I spent most of Sunday cobbling together a big quiet fan from old prototype parts. This one has extra power. It was installed at Foulab, where there is a lot of background noise (usually other fans in the computers). Thus the extra noise from giving it some extra power is harmless.
To allow it to put out extra power, I put the driver board upside down at the exit, the extra cooling allows extra power. It has 4 redundant safety measures, one at the power supply for overcurrent, the driver chips themselves, stall detection in the motor driver microcontroller, and a final thermal fuse on the motor itsself. You don't really need any of them but better to be safe, only two of them I deliberately arranged for, the others are just along for the ride. Because it is cobbled together parts, and therefore not thoroughly tested, this is advisable.
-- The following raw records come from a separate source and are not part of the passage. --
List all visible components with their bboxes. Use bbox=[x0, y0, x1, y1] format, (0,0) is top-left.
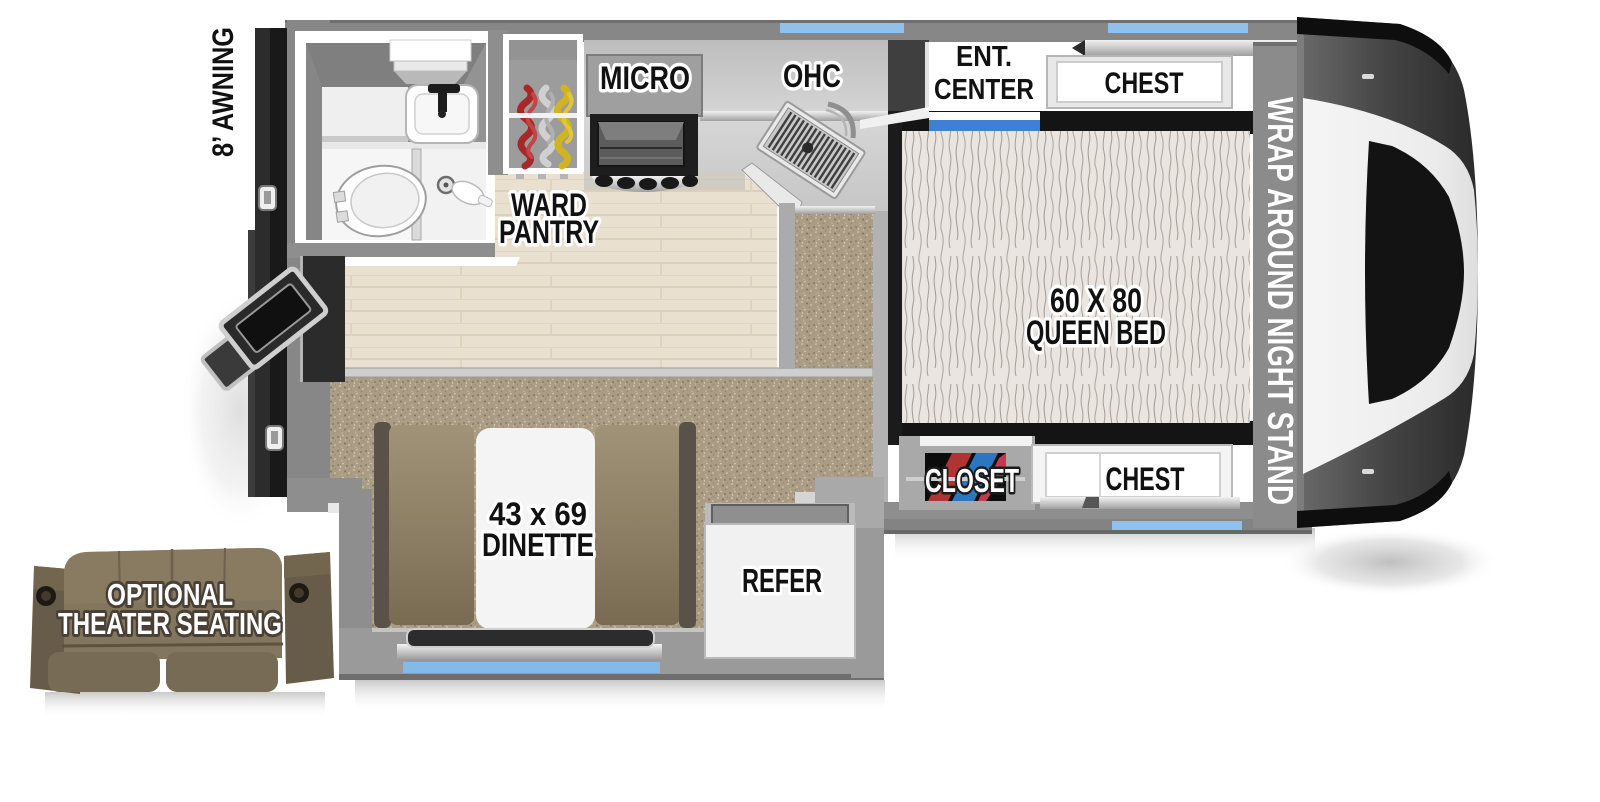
svg-text:ENT.: ENT. bbox=[956, 41, 1012, 73]
svg-text:OHC: OHC bbox=[783, 58, 841, 94]
svg-text:CLOSET: CLOSET bbox=[925, 462, 1019, 499]
svg-text:CHEST: CHEST bbox=[1106, 461, 1185, 497]
svg-text:MICRO: MICRO bbox=[600, 60, 690, 96]
svg-text:CHEST: CHEST bbox=[1105, 67, 1184, 100]
svg-text:8’ AWNING: 8’ AWNING bbox=[207, 27, 240, 157]
svg-text:QUEEN BED: QUEEN BED bbox=[1026, 314, 1166, 352]
svg-text:THEATER SEATING: THEATER SEATING bbox=[58, 606, 282, 641]
svg-text:WRAP AROUND NIGHT STAND: WRAP AROUND NIGHT STAND bbox=[1260, 97, 1301, 505]
svg-text:PANTRY: PANTRY bbox=[499, 214, 599, 250]
svg-text:DINETTE: DINETTE bbox=[482, 527, 594, 563]
svg-text:CENTER: CENTER bbox=[934, 74, 1034, 106]
svg-text:REFER: REFER bbox=[742, 562, 822, 599]
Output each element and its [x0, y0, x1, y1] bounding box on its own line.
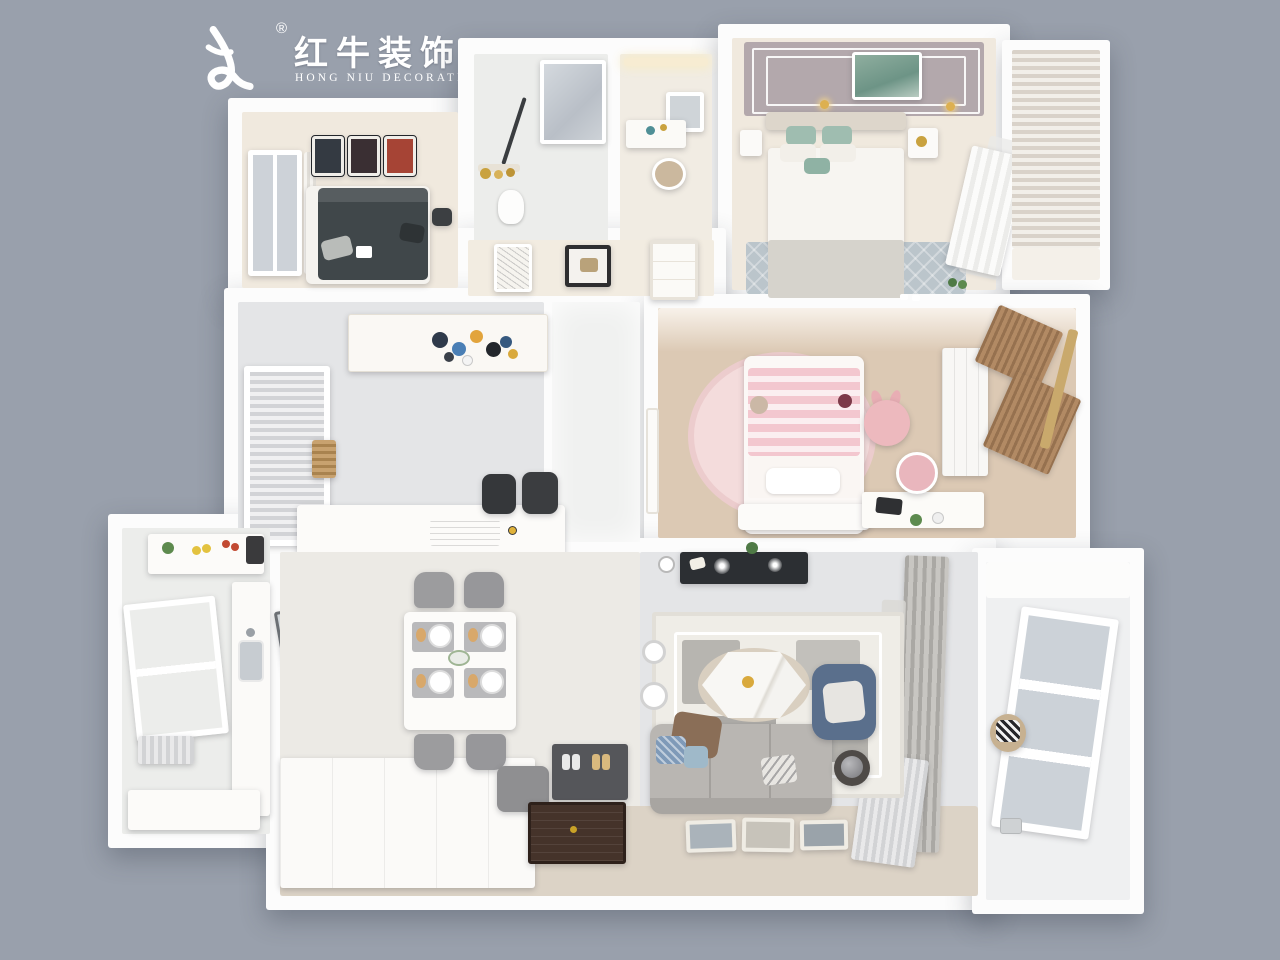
hallway-door	[650, 240, 698, 300]
brand-logo: ® 红牛装饰 HONG NIU DECORATION	[202, 18, 482, 102]
pendant-blue	[452, 342, 466, 356]
glass-shower	[540, 60, 606, 144]
plate-1	[428, 624, 452, 648]
guest-stool	[432, 208, 452, 226]
wall-art-frame-2	[348, 136, 380, 176]
kitchen-sink	[238, 640, 264, 682]
kitchen-greens	[162, 542, 174, 554]
dining-chair-top-2	[464, 572, 504, 608]
pendant-yellow	[470, 330, 483, 343]
kitchen-faucet	[246, 628, 255, 637]
island-sketch-decor	[430, 520, 500, 546]
kids-laptop	[875, 497, 903, 516]
bull-logo-icon	[202, 20, 282, 100]
bread-1	[416, 628, 426, 642]
sconce-right	[946, 102, 955, 111]
guest-pillow-dark	[399, 222, 426, 244]
zebra-towel	[996, 720, 1020, 742]
master-plant	[948, 278, 957, 287]
floor-lamp-1	[642, 640, 666, 664]
shoe-cabinet	[552, 744, 628, 800]
sofa-pillow-blue-pattern	[656, 736, 686, 764]
gold-tray	[916, 136, 927, 147]
kids-bed-bench	[738, 504, 870, 530]
plate-3	[428, 670, 452, 694]
kids-plant	[910, 514, 922, 526]
tea-chair-1	[482, 474, 516, 514]
pendant-dark-2	[444, 352, 454, 362]
master-wall-art	[852, 52, 922, 100]
tv-light-glow-1	[714, 558, 730, 574]
rabbit-plush-chair	[864, 400, 910, 446]
tea-chair-2	[522, 472, 558, 514]
wood-slat-stack	[312, 440, 336, 478]
master-balcony-shutters	[1012, 50, 1100, 248]
sconce-left	[820, 100, 829, 109]
armchair-cushion	[822, 680, 866, 724]
brand-name-zh: 红牛装饰	[294, 26, 462, 75]
kids-wardrobe	[942, 348, 988, 476]
living-plant	[746, 542, 758, 554]
pillow-green-2	[822, 126, 852, 145]
guest-open-book	[356, 246, 372, 258]
kids-door	[646, 408, 659, 514]
kitchen-radiator	[138, 736, 194, 764]
kids-desk-chair	[896, 452, 938, 494]
hallway-pattern-panel	[494, 244, 532, 292]
leaning-frame-3	[800, 820, 849, 851]
pendant-blue-2	[500, 336, 512, 348]
tea-ceiling-panel	[348, 314, 548, 372]
pillow-green-1	[786, 126, 816, 145]
guest-window	[248, 150, 302, 276]
pendant-white	[462, 355, 473, 366]
bread-3	[416, 674, 426, 688]
floor-lamp-2	[640, 682, 668, 710]
toilet	[498, 190, 524, 224]
kitchen-lemons	[192, 546, 201, 555]
kids-duvet-striped	[748, 368, 860, 456]
nightstand-left	[740, 130, 762, 156]
tv-light-glow-2	[768, 558, 782, 572]
master-balcony-sill	[1012, 248, 1100, 280]
dining-chair-bottom-1	[414, 734, 454, 770]
kitchen-hood	[246, 536, 264, 564]
master-duvet	[768, 148, 904, 248]
pendant-navy	[432, 332, 448, 348]
vanity-chair	[652, 158, 686, 190]
dining-chair-bottom-2	[466, 734, 506, 770]
island-bee-decor	[508, 526, 517, 535]
kitchen-cabinet-bottom	[128, 790, 260, 830]
flower-centerpiece	[448, 650, 470, 666]
kids-desk-lamp	[932, 512, 944, 524]
hallway-vertical-floor	[552, 302, 640, 542]
coffee-table-gold-bowl	[742, 676, 754, 688]
pendant-yellow-2	[508, 349, 518, 359]
kitchen-counter-right	[232, 582, 270, 816]
registered-mark: ®	[276, 20, 287, 37]
vanity-cove-light	[624, 58, 708, 66]
kitchen-tomatoes	[222, 540, 230, 548]
balcony-ledge	[986, 562, 1130, 598]
master-blanket	[768, 240, 904, 298]
leaning-frame-1	[685, 819, 736, 853]
leaning-frame-2	[742, 818, 795, 853]
entry-keys	[570, 826, 577, 833]
vanity-item-teal	[646, 126, 655, 135]
master-slippers	[900, 294, 908, 300]
slippers-tan	[592, 754, 600, 770]
wall-art-frame-1	[312, 136, 344, 176]
plate-2	[480, 624, 504, 648]
gold-vase-2	[494, 170, 503, 179]
gold-vase-1	[480, 168, 491, 179]
vanity-desk	[626, 120, 686, 148]
kids-pillow	[766, 468, 840, 494]
wall-art-frame-3	[384, 136, 416, 176]
sofa-pillow-teal	[684, 746, 708, 768]
slippers-white	[562, 754, 570, 770]
hallway-art-inner	[580, 258, 598, 272]
dining-chair-top-1	[414, 572, 454, 608]
gold-vase-3	[506, 168, 515, 177]
pendant-black	[486, 342, 501, 357]
pillow-green-small	[804, 158, 830, 174]
wall-clock	[658, 556, 675, 573]
vanity-item-gold	[660, 124, 667, 131]
kitchen-window	[123, 596, 229, 743]
side-table-sphere	[841, 756, 863, 778]
plate-4	[480, 670, 504, 694]
entry-door-mat	[528, 802, 626, 864]
teddy-bear	[750, 396, 768, 414]
sofa-back-edge	[650, 798, 832, 814]
floor-drain	[1000, 818, 1022, 834]
floorplan-scene: ® 红牛装饰 HONG NIU DECORATION	[0, 0, 1280, 960]
bread-4	[468, 674, 478, 688]
bread-2	[468, 628, 478, 642]
dark-red-ball	[838, 394, 852, 408]
sofa-pillow-diamond	[760, 754, 798, 786]
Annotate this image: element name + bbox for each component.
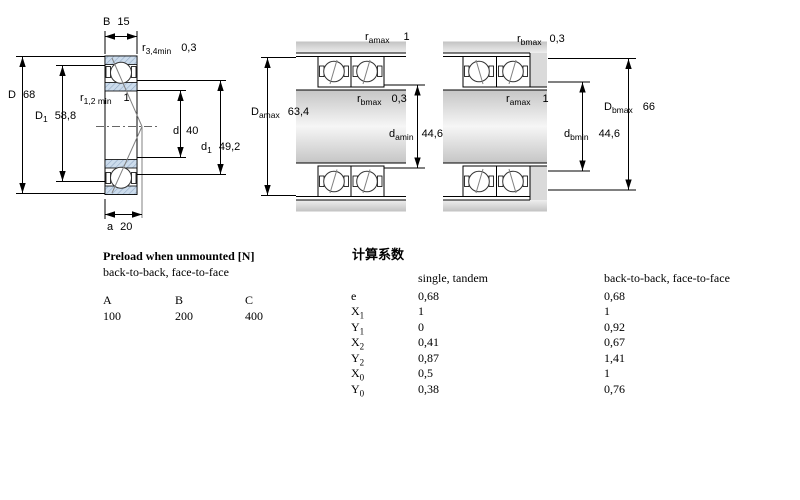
- dim-symbol: B: [103, 16, 110, 28]
- dim-label-D1: D158,8: [35, 110, 76, 123]
- dim-subscript: bmin: [570, 132, 588, 142]
- bearing-pair-top: [463, 57, 530, 88]
- factor-value-paired: 1: [604, 366, 610, 380]
- dimension-lines: [548, 59, 636, 191]
- preload-col-header-C: C: [245, 293, 253, 307]
- dim-value: 44,6: [422, 128, 443, 140]
- dim-label-rbmax: rbmax0,3: [357, 93, 407, 106]
- dim-symbol: D: [251, 106, 259, 118]
- bearing-pair-bottom: [463, 166, 530, 197]
- paired-bearing-drawing: [435, 28, 650, 223]
- dim-subscript: 1: [43, 114, 48, 124]
- dim-value: 68: [23, 89, 35, 101]
- dim-label-dbmin: dbmin44,6: [564, 128, 620, 141]
- dim-value: 0,3: [549, 33, 564, 45]
- dim-subscript: 3,4min: [146, 46, 172, 56]
- dim-subscript: bmax: [521, 37, 542, 47]
- factor-value-single: 0,87: [418, 351, 439, 365]
- factor-symbol: Y2: [351, 351, 364, 365]
- dim-label-damin: damin44,6: [389, 128, 443, 141]
- dim-subscript: amin: [395, 132, 413, 142]
- dim-label-r34: r3,4min0,3: [142, 42, 196, 55]
- dim-value: 1: [124, 92, 130, 104]
- bearing-pair-bottom: [318, 166, 384, 197]
- preload-subtitle: back-to-back, face-to-face: [103, 265, 229, 279]
- dim-symbol: d: [173, 125, 179, 137]
- factor-value-single: 0,38: [418, 382, 439, 396]
- dim-label-ramax-2: ramax1: [506, 93, 549, 106]
- dim-label-d1: d149,2: [201, 141, 240, 154]
- dim-value: 1: [542, 93, 548, 105]
- dim-symbol: D: [35, 110, 43, 122]
- factors-title: 计算系数: [352, 248, 404, 262]
- dim-label-ramax: ramax1: [365, 31, 410, 44]
- dim-value: 15: [117, 16, 129, 28]
- dim-value: 66: [643, 101, 655, 113]
- dim-symbol: a: [107, 221, 113, 233]
- preload-title: Preload when unmounted [N]: [103, 249, 254, 263]
- factor-value-paired: 0,92: [604, 320, 625, 334]
- factor-value-paired: 0,76: [604, 382, 625, 396]
- dim-subscript: amax: [369, 35, 390, 45]
- ball-bottom: [106, 167, 136, 188]
- preload-value-B: 200: [175, 309, 193, 323]
- dim-subscript: bmax: [612, 105, 633, 115]
- dim-value: 1: [403, 31, 409, 43]
- factor-value-paired: 0,68: [604, 289, 625, 303]
- dim-value: 0,3: [391, 93, 406, 105]
- dim-subscript: 1: [207, 145, 212, 155]
- preload-value-A: 100: [103, 309, 121, 323]
- dim-value: 20: [120, 221, 132, 233]
- dim-label-Damax: Damax63,4: [251, 106, 309, 119]
- dim-label-a: a20: [107, 221, 132, 234]
- dim-label-B: B15: [103, 16, 130, 29]
- dim-label-Dbmax: Dbmax66: [604, 101, 655, 114]
- bearing-pair-top: [318, 57, 384, 88]
- preload-value-C: 400: [245, 309, 263, 323]
- factor-value-single: 0,68: [418, 289, 439, 303]
- dim-value: 58,8: [55, 110, 76, 122]
- tandem-pair-drawing: [250, 28, 450, 223]
- dim-subscript: amax: [510, 97, 531, 107]
- dim-symbol: D: [604, 101, 612, 113]
- preload-col-header-A: A: [103, 293, 112, 307]
- dim-label-d: d40: [173, 125, 198, 138]
- dim-value: 40: [186, 125, 198, 137]
- dim-symbol: D: [8, 89, 16, 101]
- dim-label-r12: r1,2 min1: [80, 92, 130, 105]
- factor-symbol: X1: [351, 304, 364, 318]
- factors-col-header-single: single, tandem: [418, 271, 488, 285]
- dim-value: 63,4: [288, 106, 309, 118]
- preload-col-header-B: B: [175, 293, 183, 307]
- factor-value-paired: 1,41: [604, 351, 625, 365]
- factor-symbol: e: [351, 289, 356, 303]
- factor-symbol: Y1: [351, 320, 364, 334]
- dim-subscript: 1,2 min: [84, 96, 112, 106]
- factors-col-header-paired: back-to-back, face-to-face: [604, 271, 730, 285]
- dim-value: 44,6: [599, 128, 620, 140]
- bearing-datasheet: B15 r3,4min0,3 D68 D158,8 r1,2 min1 d40 …: [0, 0, 800, 500]
- dim-subscript: amax: [259, 110, 280, 120]
- factor-value-single: 1: [418, 304, 424, 318]
- dim-value: 0,3: [181, 42, 196, 54]
- factor-value-single: 0,41: [418, 335, 439, 349]
- dim-label-rbmax-2: rbmax0,3: [517, 33, 565, 46]
- factor-symbol: X2: [351, 335, 364, 349]
- factor-value-paired: 0,67: [604, 335, 625, 349]
- factor-value-paired: 1: [604, 304, 610, 318]
- factor-symbol: Y0: [351, 382, 364, 396]
- factor-value-single: 0: [418, 320, 424, 334]
- dim-subscript: bmax: [361, 97, 382, 107]
- ball-top: [106, 62, 136, 83]
- factor-value-single: 0,5: [418, 366, 433, 380]
- factor-symbol: X0: [351, 366, 364, 380]
- dim-value: 49,2: [219, 141, 240, 153]
- dim-label-D: D68: [8, 89, 35, 102]
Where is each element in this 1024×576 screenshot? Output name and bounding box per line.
I noticed when I dismantled the old fan that there was actually dust on the inside of the system. I have added it to my list of things to do to check the output and input of they system to ensure that it is still removing particles the way we think it is, because the filters are pretty dirty. The study by the CR box foundation found that the main source of CADR loss is reduced efficiency as the filters become dirty.
The air at Foulab really really needs the air purifier, it is very dusty and dirty. A lot of dust comes through the cracks in the ceiling (floorboards from the floor above are exposed) and elsewhere in the building. We also often have fairly large gatherings and in winter there is no deliberate means of obtaining fresh air.
I would like to cobble together some TW4 parts to make an ERV of large capacity that could go in the window, but it would be a little expensive/time consuming.